Names: How many of each?

Names, names. How many of each name are there and how do the respondents identify in regard to their ethnicity or race?

A Facebook blog entry was the focus for a Wall Street Journal article on comparing diversity of its members with the US Census Genealogy Project.

How do Facebook members compare to the Genealogy Project listing the most popular surnames?
Facebook data team researchers Lars Backstrom, Jonathan Chang, Cameron Marlow and Itamar Rosenn wrote that they were interested in finding out more about the composition of race and ethnicity among Facebook users. So they compared Facebook users’ surnames with data from the US Census Bureau's Genealogy Project, which measured the frequency of the most popular 150,000 surnames in the United States along with the race and ethnicity associated with the person who had each one.
The Wall Street Journal story appeared in Digits, its blog on technology news and insights, which referred readers to the U.S. Census Bureau’s Genealogy Project.

That link provides three files. The first is the methodology and definitions. The second: an Excel list of the top 1,000 names; the third: a list of names appearing 100 times or more, for a total of more than 151,000 names.

To read more about what the data scientists at Facebook found, read the links above.

Tracing the Tribe did its own look-see on the third list of names for DARDASHTI and TALALAY, as I certainly didn't expect to see them among the 1,000 most popular surnames.

DARDASHTI ranked 112,365 with a count of 145 individuals.

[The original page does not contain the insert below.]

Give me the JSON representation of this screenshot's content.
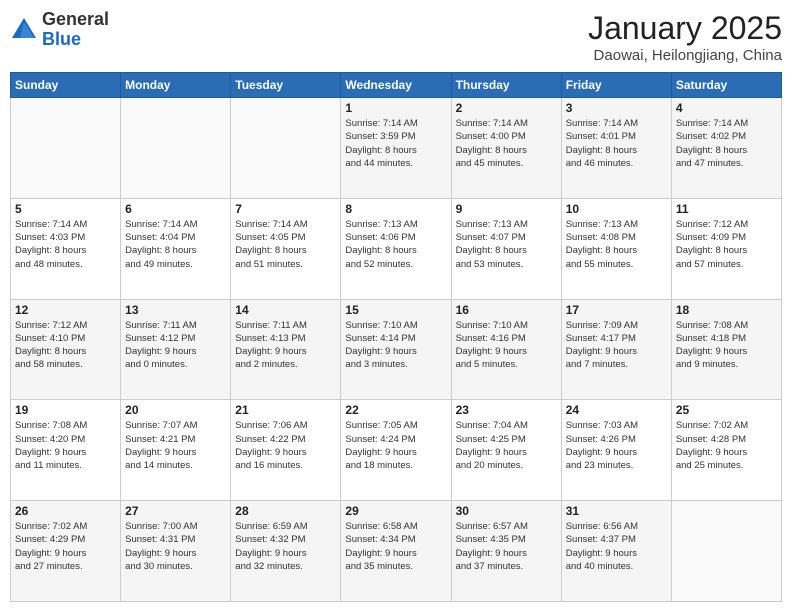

That was surprising as we have more than 1,000 relatives in Greater Los Angeles with this name. If it were only 145 individuals, family weddings - and even Passover seders - would be much smaller.

The probability of finding the name in every 100,000 people is 0.05; 80.69% identified White, 0% Black, 0% Asian, 17.93% as two races, and data was suppressed for American Indian/Alaska Native and Hispanic.

This is understandable as Persians believe they are Asian (Iran is in Asia), but the Los Angeles School District and other city/federal similar lists put Asian under Caucasian. And there are a few marriages in the family that include other races.

TALALAY did not appear - it is such a rare name anywhere and appeared in no variant spelling of the 35 original name spellings. However, reflecting the name change in 1905 by my immigrant great-grandfather, the adopted surname TOLLIN was in the list and ranked 84.310 with a count of 207 individuals.

While most TALALAY became TOLLIN, so did others named TOLCHINSKY - as I've discovered over the years. Not all TOLLIN are TALALAY. The percentage found in every 100,000 individuals was 0.08%; 94.2% identified white; 3.38% identified black, 0% American Indian/Alaska Native, Data was suppressed for two race and Hispanic.

Have you checked your own names of interest?